Friday, November 11, 2016

DONALD TRUMP’S ELECTION has likely given a massive lifeline to Deutsche Bank, the German financial firm that has been rocked recently by rumors that they would have to pay a $14 billion fine to the Justice Department over crisis-related mortgage abuses. 
That money is unlikely to ever be imposed, now that one of Deutsche Bank’s biggest borrowers – Trump – will soon be sitting in the White House. 
That conflict of interest is one of the innumerable ones facing Trump as he leaves his life of grifting behind and becomes the nation’s chief executive. While the Justice Department is nominally independent of the White House, I had to stop writing this sentence because of constant laughing. Trump could easily move to protect his personal investments by aiding his business partner Deutsche Bank.

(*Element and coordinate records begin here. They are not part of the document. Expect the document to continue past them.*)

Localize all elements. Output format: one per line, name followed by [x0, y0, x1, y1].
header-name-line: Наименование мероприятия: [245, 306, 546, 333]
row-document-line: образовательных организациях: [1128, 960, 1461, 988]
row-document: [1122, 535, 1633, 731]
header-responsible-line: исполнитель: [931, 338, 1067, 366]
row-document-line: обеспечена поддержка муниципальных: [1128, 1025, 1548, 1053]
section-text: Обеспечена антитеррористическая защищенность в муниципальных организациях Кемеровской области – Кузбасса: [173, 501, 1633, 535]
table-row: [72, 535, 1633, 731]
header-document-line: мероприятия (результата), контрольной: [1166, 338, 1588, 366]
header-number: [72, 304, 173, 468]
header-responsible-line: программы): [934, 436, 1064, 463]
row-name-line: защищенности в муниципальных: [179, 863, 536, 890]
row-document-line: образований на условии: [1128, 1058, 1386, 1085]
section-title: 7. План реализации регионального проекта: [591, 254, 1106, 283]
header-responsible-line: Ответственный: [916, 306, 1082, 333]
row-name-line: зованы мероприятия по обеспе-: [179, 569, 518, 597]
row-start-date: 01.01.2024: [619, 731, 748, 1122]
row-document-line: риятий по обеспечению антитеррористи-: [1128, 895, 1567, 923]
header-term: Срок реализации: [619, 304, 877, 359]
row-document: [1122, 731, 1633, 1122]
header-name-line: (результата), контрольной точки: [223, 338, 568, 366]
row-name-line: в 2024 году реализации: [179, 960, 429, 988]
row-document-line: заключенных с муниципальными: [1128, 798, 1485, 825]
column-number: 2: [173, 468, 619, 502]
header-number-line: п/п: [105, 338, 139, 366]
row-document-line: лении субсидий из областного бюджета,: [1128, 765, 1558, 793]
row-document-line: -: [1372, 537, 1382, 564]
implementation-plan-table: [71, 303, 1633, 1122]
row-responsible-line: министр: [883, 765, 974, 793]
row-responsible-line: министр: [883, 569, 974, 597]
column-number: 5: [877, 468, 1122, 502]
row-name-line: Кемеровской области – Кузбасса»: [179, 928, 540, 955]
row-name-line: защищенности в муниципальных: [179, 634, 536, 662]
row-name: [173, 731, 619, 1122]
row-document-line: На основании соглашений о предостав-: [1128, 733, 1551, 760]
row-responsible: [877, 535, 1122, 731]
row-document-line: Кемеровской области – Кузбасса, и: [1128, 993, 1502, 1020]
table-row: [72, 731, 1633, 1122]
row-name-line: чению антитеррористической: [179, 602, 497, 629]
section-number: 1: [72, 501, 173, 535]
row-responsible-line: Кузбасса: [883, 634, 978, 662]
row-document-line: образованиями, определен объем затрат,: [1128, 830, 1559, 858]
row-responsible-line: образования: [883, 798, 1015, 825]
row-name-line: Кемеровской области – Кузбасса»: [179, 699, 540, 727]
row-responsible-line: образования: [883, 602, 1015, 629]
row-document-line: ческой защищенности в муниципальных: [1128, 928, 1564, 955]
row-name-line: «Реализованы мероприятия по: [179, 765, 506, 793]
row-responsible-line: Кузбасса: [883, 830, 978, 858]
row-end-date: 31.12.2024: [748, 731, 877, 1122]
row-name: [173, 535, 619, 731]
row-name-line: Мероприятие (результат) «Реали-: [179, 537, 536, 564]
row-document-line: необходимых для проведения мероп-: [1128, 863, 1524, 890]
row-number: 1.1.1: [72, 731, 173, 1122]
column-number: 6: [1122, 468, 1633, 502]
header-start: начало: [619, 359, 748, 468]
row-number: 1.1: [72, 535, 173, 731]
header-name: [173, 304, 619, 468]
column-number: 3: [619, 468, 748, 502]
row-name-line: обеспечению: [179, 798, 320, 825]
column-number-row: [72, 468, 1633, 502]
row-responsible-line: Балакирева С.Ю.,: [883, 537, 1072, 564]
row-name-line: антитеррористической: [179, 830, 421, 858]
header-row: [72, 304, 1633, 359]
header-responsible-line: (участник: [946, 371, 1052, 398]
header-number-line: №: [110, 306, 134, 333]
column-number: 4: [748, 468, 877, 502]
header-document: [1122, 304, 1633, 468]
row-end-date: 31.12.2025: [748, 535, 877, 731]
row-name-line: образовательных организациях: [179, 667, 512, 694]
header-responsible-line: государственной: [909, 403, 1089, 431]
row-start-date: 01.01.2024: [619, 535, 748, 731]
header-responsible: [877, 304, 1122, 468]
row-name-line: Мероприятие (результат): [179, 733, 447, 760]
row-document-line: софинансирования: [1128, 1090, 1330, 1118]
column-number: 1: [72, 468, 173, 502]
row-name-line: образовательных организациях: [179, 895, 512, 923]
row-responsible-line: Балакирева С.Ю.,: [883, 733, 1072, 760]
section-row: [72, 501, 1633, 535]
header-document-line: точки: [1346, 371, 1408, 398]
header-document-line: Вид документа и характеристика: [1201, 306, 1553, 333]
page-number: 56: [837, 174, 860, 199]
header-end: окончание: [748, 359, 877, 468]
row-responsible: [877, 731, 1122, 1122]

 There’s simply no good reason for Deutsche Bank to agree to DOJ’s terms now, when a new administration will take over in a couple months, headed by a man who owes Deutsche Bank a lot of money. Trump’s debt with Deutsche is also negotiable in its own right, giving each side plenty of incentive to make a deal. Deutsche could get a free pass on its legal cases – of which the mortgage securities fraud is just one – while Trump could get better terms for his debts.
DYI Comment:  Trump's first test - will he go down the typical path of our slime politicians or take the high road?  This will come to a head quickly most likely within his first 90 to 180 days in office.  If he takes the high road then he is a true champion of the people - let's hope so.